# Pre-stain wood conditioner time limits



## Ronnie1a (May 24, 2009)

I'm using pre-stain wood conditioner on Alder then a cherry color stain. The brand I bought is Miniwax. The directions say to "apply stain within 2 hours." I do not understand that part. What happens if I wait overnight before applying the stain?

I have another brand of conditioner but no mention of the 2 hour time limit???


----------



## RandyReed (Jul 30, 2014)

Ronnie1a;789 185 said:


> I'm using pre-stain wood conditioner on Alder then a cherry color stain. The brand I bought is Miniwax.
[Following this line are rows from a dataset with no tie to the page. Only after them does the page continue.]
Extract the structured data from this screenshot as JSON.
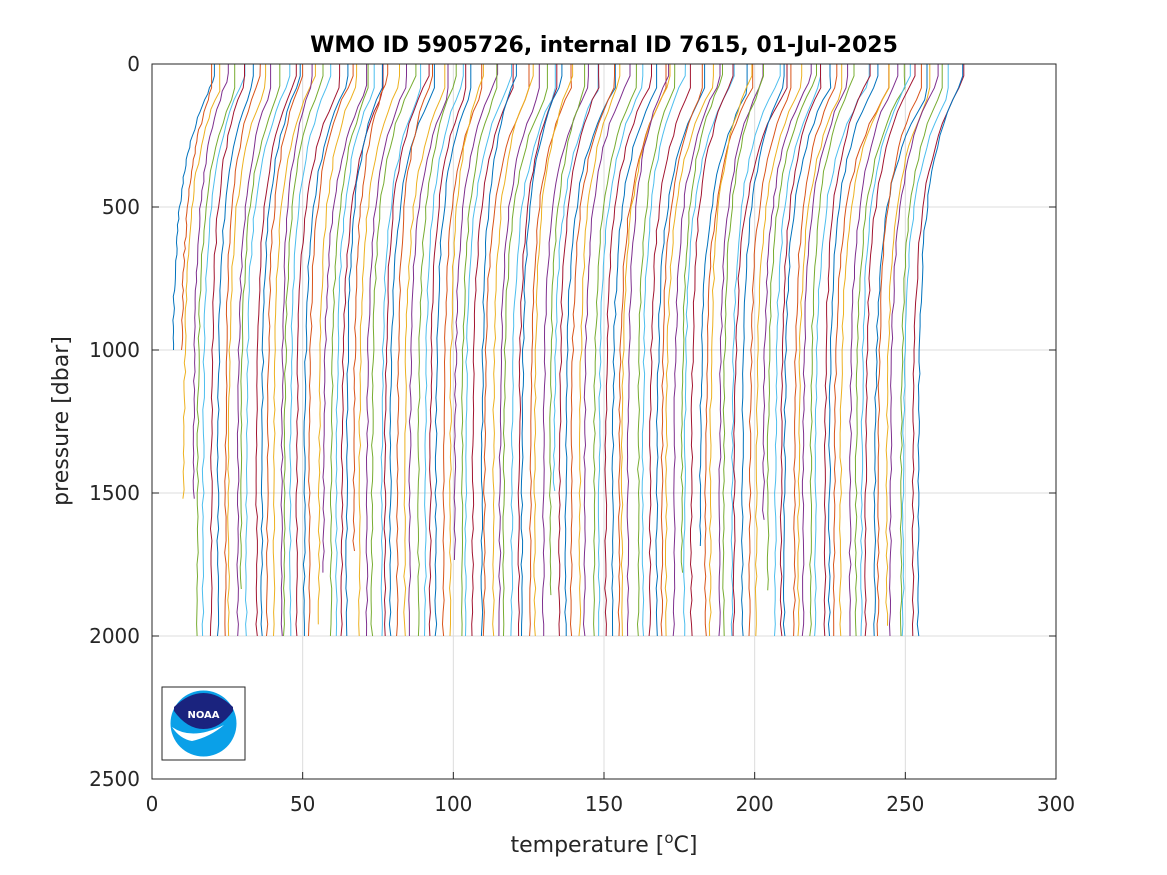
{
  "chart_data": {
    "type": "line",
    "title": "WMO ID 5905726, internal ID 7615, 01-Jul-2025",
    "xlabel": "temperature [",
    "xlabel_unit_sup": "o",
    "xlabel_unit": "C]",
    "ylabel": "pressure [dbar]",
    "xlim": [
      0,
      300
    ],
    "ylim": [
      0,
      2500
    ],
    "y_reversed": true,
    "grid": true,
    "x_ticks": [
      "0",
      "50",
      "100",
      "150",
      "200",
      "250",
      "300"
    ],
    "y_ticks": [
      "0",
      "500",
      "1000",
      "1500",
      "2000",
      "2500"
    ],
    "series_description": "Many stacked temperature profiles, each offset along x; profiles start near x=6 and extend to about x=270 at the surface, spanning pressure 0-2000 dbar",
    "profile_count": 120,
    "first_profile_surface_temp": 19,
    "last_profile_surface_temp": 270,
    "first_profile_deep_temp": 7,
    "last_profile_deep_temp": 254,
    "max_pressure": 2000,
    "colors": [
      "#0072BD",
      "#D95319",
      "#EDB120",
      "#7E2F8E",
      "#77AC30",
      "#4DBEEE",
      "#A2142F"
    ]
  },
  "logo": {
    "name": "NOAA",
    "text": "NOAA",
    "colors": {
      "dark": "#1a237e",
      "light": "#0aa0e8"
    }
  }
}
The directions say to "apply stain within 2 hours." I do not understand that part. What happens if I wait overnight before applying the stain?
> 
> I have another brand of conditioner but no mention of the 2 hour time limit???


Minwax has that 2 hour window there because after that amount of time, it has fully cured and then acts as a sealer. So that means if you wait longer than 2 hours with the minwax product, it will cause the stain to be much lighter than it should be because the wood conditioner will not let the stain penetrate very deep into the wood pores. Be sure to scuff sand with 320 grit paper lightly after the conditioner has dried.

Most pre conditioners are formulated different and is why some do not mention a "window" to apply a stain over it. Depending on the formula, you can wait over night with some, while with Minwax its 2 hours.

Personally, I would rather have the 2 hour limit than an over night formula......it will get done quicker!


----------



## Steve Neul (Sep 2, 2011)

That one reason I like my homemade conditioner. I use a 50/50 mixture of linseed oil and mineral spirits. It doesn't matter if you let it dry or not.


----------



## RandyReed (Jul 30, 2014)

I hardly ever use a conditioner. Most of my dye stains are mostly acetone based with a little thinner added so I can use them on all woods with no blotching. I also hardly ever apply a wipe stain directly to any wood. I always shoot for 85% of my color with dyes.

If I did have to, I would use our t67f3 vinyl sealer (24% solids) reduced 1:8 with thinner as a wood conditioner. Ready to sand in 5 minutes.


----------